La pratique des énergies renouvelables pose, au-delà de la question de la démocratie locale, celle de l'autonomie des territoires et celle du rôle quotidien des citoyens dans la consommation. Les réseaux intelligents vont ainsi bouleverser le rapport de chacun avec l'usage des équipements, en le responsabilisant. Leur fonctionnement décentralisé peut entraîner une révolution à l'image de celle que nous avons connue avec Internet, avec un accès massif à l'information. Par ailleurs, les consommateurs, avec les énergies renouvelables, deviennent aussi producteurs. On le voit, par exemple, avec l'énergie solaire.

Il est d'autant plus nécessaire d'encourager les citoyens à jouer un rôle plus actif dans le système que si nous ne progressons pas vers une plus grande efficacité énergétique, nous allons affronter un problème social insoluble. En France, un ménage sur six est déjà en situation de précarité énergétique. Dans le cadre de notre système national très hiérarchisé, il n'y a pas eu, comme en Allemagne, un réel travail auprès des consommateurs pour les inciter à changer de comportement. Aussi, l'ensemble du système est loin d'être optimal. Nous avons donc besoin d'entrer dans une démocratie de " co-construction ". Dans le cadre d'une planification à l'horizon 2050, nous devons rassembler l'ensemble des collectivités, des acteurs sociaux (syndicats, associations…), des grandes entreprises et des particuliers pour élaborer un projet collectif, ensuite mis en débat. Au sein de l'agglomération de Toulouse, j'ai mené une démarche de co-construction du plan climat-énergie avec 500 participants réunis en ateliers. Une pratique encore rare au sein des collectivités locales. Un des enjeux de l'après-2012 est bien de renforcer les processus de décentralisation.

* Car quand tout est décidé très haut, il y a parfois la tentation de régler les problèmes d'une manière autoritaire, sans concertation…

Au nom de l'urgence et de la gravité de la situation, certains ont la tentation d'un despotisme à travers des méthodes coercitives, des réglementations, etc. Or s'il y a bien une leçon à tirer du XXe siècle concernant les questions énergétiques, c'est que les systèmes totalitaires sont les plus gaspilleurs et les plus néfastes pour l'environnement, contrairement aux systèmes démocratiques. Aujourd'hui, face à l'urgence, cette demande de despotisme éclairé est très forte, y compris chez certains écologistes, mais cela ne peut fonctionner.

* En conclusion, peut-on revenir sur les enjeux sociaux, également cruciaux dans le cadre de cette transition énergétique ?

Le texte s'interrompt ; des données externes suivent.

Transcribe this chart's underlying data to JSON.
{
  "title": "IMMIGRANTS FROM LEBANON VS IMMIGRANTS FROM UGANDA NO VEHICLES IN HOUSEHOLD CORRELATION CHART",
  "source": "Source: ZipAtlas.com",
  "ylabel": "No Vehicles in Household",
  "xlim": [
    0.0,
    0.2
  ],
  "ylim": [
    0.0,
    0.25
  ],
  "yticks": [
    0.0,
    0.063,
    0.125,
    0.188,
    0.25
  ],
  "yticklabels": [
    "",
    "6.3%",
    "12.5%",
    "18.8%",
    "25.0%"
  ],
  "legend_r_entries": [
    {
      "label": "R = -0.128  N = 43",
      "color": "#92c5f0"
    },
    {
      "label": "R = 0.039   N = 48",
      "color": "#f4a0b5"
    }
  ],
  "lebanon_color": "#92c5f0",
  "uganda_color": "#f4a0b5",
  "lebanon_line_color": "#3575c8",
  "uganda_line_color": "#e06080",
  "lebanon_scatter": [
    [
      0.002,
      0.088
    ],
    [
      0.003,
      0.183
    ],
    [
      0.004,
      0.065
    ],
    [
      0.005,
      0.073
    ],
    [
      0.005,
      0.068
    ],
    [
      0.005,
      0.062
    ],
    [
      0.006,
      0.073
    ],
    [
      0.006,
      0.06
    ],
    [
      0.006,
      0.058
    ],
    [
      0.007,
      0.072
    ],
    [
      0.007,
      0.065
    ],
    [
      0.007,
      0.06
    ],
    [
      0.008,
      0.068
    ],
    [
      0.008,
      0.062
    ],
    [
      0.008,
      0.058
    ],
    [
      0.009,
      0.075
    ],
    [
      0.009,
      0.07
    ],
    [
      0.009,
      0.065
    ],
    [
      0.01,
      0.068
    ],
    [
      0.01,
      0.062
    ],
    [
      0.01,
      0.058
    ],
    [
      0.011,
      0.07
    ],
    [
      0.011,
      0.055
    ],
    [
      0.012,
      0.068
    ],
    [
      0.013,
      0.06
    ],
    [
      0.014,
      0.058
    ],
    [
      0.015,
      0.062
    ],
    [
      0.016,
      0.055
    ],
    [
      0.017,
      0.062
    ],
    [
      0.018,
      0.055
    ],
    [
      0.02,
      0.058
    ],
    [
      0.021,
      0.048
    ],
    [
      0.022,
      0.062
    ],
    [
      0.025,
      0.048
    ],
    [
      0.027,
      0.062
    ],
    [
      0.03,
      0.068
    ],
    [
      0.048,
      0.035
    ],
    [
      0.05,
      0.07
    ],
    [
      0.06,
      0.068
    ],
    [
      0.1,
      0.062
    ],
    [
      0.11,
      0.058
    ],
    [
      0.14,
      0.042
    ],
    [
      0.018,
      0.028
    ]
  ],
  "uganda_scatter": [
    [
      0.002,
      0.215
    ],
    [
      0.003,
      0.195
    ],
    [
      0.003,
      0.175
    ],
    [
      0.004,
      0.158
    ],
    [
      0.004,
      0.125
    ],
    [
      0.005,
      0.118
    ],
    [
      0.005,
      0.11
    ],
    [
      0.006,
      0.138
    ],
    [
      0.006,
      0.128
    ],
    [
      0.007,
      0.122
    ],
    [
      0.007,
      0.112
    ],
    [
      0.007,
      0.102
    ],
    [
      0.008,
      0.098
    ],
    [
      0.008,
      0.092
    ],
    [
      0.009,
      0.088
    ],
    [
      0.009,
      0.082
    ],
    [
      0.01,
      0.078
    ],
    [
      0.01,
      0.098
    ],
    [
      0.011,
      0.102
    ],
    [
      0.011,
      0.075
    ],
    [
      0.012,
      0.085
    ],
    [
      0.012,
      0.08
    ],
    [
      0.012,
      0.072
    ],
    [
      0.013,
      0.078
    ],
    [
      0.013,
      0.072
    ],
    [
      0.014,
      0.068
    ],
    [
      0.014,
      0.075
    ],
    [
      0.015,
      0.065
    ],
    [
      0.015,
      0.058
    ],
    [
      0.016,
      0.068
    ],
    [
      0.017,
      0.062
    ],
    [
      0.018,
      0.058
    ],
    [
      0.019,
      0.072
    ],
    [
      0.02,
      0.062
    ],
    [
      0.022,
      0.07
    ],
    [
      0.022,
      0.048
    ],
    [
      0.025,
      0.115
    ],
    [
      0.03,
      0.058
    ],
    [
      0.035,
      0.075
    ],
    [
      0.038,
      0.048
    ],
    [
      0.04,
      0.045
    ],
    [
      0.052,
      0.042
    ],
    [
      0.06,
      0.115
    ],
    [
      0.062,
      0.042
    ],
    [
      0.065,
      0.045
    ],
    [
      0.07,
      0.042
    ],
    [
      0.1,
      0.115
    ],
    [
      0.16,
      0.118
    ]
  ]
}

Dans le contexte actuel de la crise, le creusement des inégalités sociales rejoint ces questions avec urgence. Le poids de l'énergie dans le budget est en effet inversement proportionnel à la richesse. Plus on est pauvre et plus le poids de l'énergie dans le budget est important, car on a souvent des logements et des véhicules moins économes, quand ce n'est pas simplement un accès plus limité aux centres-ville pour aller travailler.

Comment isoler son logement si on n'a pas de capacité d'emprunt ? Les politiques d'économies d'énergie sont inaccessibles aux personnes qui n'ont pas de capacité d'investissement. Et ces inégalités se creusent précisément au moment où le prix de l'énergie va augmenter, car le programme nucléaire arrive en fin de vie. Quoi qu'on fasse, EDF envisage une hausse de 40 % du prix de l'électricité dans les années qui viennent pour assurer les investissements.

Il est donc urgent d'apporter une réponse aux populations qui n'ont pas de capacité d'investissement. Dans cette optique, la région-Midi-Pyrénées a mis en place un programme de 1 milliard d'euros sur la période 2011-2020 afin de réhabiliter les logements sociaux et de s'occuper de la précarité énergétique.

Le climat est le premier enjeu dans l'histoire de l'humanité qui nécessite une solidarité mondiale. Aussi sommes-nous dans une situation où nous devons faire le choix de subir ou d'agir. La question du climat va restructurer notre système politique de gouvernance. Jusqu'à présent, le sujet de l'énergie, dans un contexte encore très scientiste, a été appréhendé sous un angle exclusivement technique, laissant de côté la question démocratique. Or le coeur du sujet est politique. Car nous allons être obligés dans un même mouvement de trouver les moyens de gérer ensemble la planète et de revaloriser le rôle du citoyen. Pour un système efficace et socialement satisfaisant, nous devons réinvestir la démocratie.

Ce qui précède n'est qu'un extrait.